ANYway, after a scary drive to the house (it was our first time being in a car driven on the left side of the road, and on top of that people were driving insanely, more on that later), we arrived and met our host’s husband, two children, and their menagerie of animals. Everyone was so sweet to us, and we ate Domino’s pizza (with hot dogs on it for the little boy) and watched The Inbetweeners with the husband until it was time for bed. The family left the next morning, and Jeremy and I were alone with a house full of pets. It turns out that the dogs (one of which was a puppy) and one of the cats, a Siamese kitten, were so incredibly sweet and wanted to cuddle anytime you were around them. I honestly miss them now.
We spent most of our days taking the dogs on walks, which was an experience unlike any other. The area was so beautiful, but we were not expecting the extreme speed at which people would be driving. There was a stretch of road that had no sidewalk, and people were driving upwards of 80 mph, even though we were on small country roads. There were countless blind turns, and people would barely move over when they passed us. We had to jump in the mud or bushes several times to avoid getting hit. This was seriously the most scared either of us had ever been while walking, and we just couldn’t believe it. Luckily after we got past the sidewalk-less stretch, there were some really nice pedestrian paths to the small town, and through beautiful fields.

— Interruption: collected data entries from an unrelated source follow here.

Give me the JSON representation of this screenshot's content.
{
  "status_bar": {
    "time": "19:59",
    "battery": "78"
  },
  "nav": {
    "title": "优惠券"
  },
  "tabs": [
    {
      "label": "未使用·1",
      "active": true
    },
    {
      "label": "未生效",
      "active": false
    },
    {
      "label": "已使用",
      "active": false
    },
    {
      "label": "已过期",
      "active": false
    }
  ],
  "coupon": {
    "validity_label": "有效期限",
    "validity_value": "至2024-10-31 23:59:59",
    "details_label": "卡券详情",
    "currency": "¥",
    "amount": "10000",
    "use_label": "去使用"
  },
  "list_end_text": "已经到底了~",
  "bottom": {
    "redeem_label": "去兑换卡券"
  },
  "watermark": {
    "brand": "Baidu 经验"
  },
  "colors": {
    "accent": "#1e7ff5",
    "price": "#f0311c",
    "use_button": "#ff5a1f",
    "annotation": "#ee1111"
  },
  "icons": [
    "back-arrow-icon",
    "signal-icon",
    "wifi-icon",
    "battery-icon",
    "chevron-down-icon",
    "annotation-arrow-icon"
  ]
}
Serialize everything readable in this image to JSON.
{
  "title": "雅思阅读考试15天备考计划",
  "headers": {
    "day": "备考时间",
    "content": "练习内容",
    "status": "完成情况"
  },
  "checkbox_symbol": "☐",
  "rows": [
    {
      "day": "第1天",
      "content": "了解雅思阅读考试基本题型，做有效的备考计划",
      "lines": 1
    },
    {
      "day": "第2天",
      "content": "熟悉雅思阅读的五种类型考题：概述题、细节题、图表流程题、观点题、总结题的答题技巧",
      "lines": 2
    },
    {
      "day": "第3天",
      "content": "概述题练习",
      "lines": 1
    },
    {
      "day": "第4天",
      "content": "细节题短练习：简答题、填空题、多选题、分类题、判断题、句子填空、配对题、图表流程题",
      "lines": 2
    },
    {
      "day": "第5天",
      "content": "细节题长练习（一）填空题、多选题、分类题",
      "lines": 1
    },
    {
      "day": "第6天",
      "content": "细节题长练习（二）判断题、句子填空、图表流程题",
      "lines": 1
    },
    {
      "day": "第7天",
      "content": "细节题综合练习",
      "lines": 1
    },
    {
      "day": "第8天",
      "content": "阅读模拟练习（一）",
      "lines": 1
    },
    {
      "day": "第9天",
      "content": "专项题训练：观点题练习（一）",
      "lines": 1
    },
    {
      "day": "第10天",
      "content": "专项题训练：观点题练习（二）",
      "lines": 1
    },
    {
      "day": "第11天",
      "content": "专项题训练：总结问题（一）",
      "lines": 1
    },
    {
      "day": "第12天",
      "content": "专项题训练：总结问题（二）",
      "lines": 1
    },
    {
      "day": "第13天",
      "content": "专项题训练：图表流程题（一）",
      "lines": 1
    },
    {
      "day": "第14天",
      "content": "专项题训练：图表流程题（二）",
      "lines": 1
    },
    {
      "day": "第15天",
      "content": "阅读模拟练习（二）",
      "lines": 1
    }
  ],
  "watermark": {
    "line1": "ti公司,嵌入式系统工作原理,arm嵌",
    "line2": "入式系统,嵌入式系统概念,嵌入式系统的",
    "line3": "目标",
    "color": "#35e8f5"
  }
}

I couldn’t get enough of the yellow rapeseed fields, and took lots of pictures. I also loved the baby sheep and alpacas who were our neighbors.
On one of the days during the week, we decided to take a journey to Royal Tunbridge Wells, which we had heard good things about. We also wanted to send some clothes back to the U.S. to lighten our load, so we brought two big bags full of stuff with us. It took two trains to get there, but it was a fairly quick journey. Tunbridge Wells was really pretty, and had some nice pedestrian-only shopping areas. We also found a beautiful park to eat our picnic, jacket potatoes and prawn crackers from the local grocery store. It took us asking four people where the post office was, but we finally found it. We have been having some trouble with our credit cards since we don’t have the chip and PIN cards Europeans have, and have caused countless amounts of ordeals because of it. It happened again at the post office (the machine wouldn’t take our swipe cards), and it took over an hour for the whole situation to get resolved, and we also had a very disgruntled man behind us basically yell at us because we were taking too long and his parking meter was going to expire. It costed a lot to send a box home, but it was worth it to not have to lug it around with us.
On our way back, we had about 30 minutes between trains in Tonbridge (a different town with a slightly different spelling…confusing), and walked around and stumbled across a beautiful castle.
After the week was over, we had been dreading the walk we’d have to make with our luggage on the scariest road in the world. We booked it as fast as possible, and luckily made it to the train station alive. We hopped on a couple trains, the Tube, another train, and a plane, and then were in Zurich.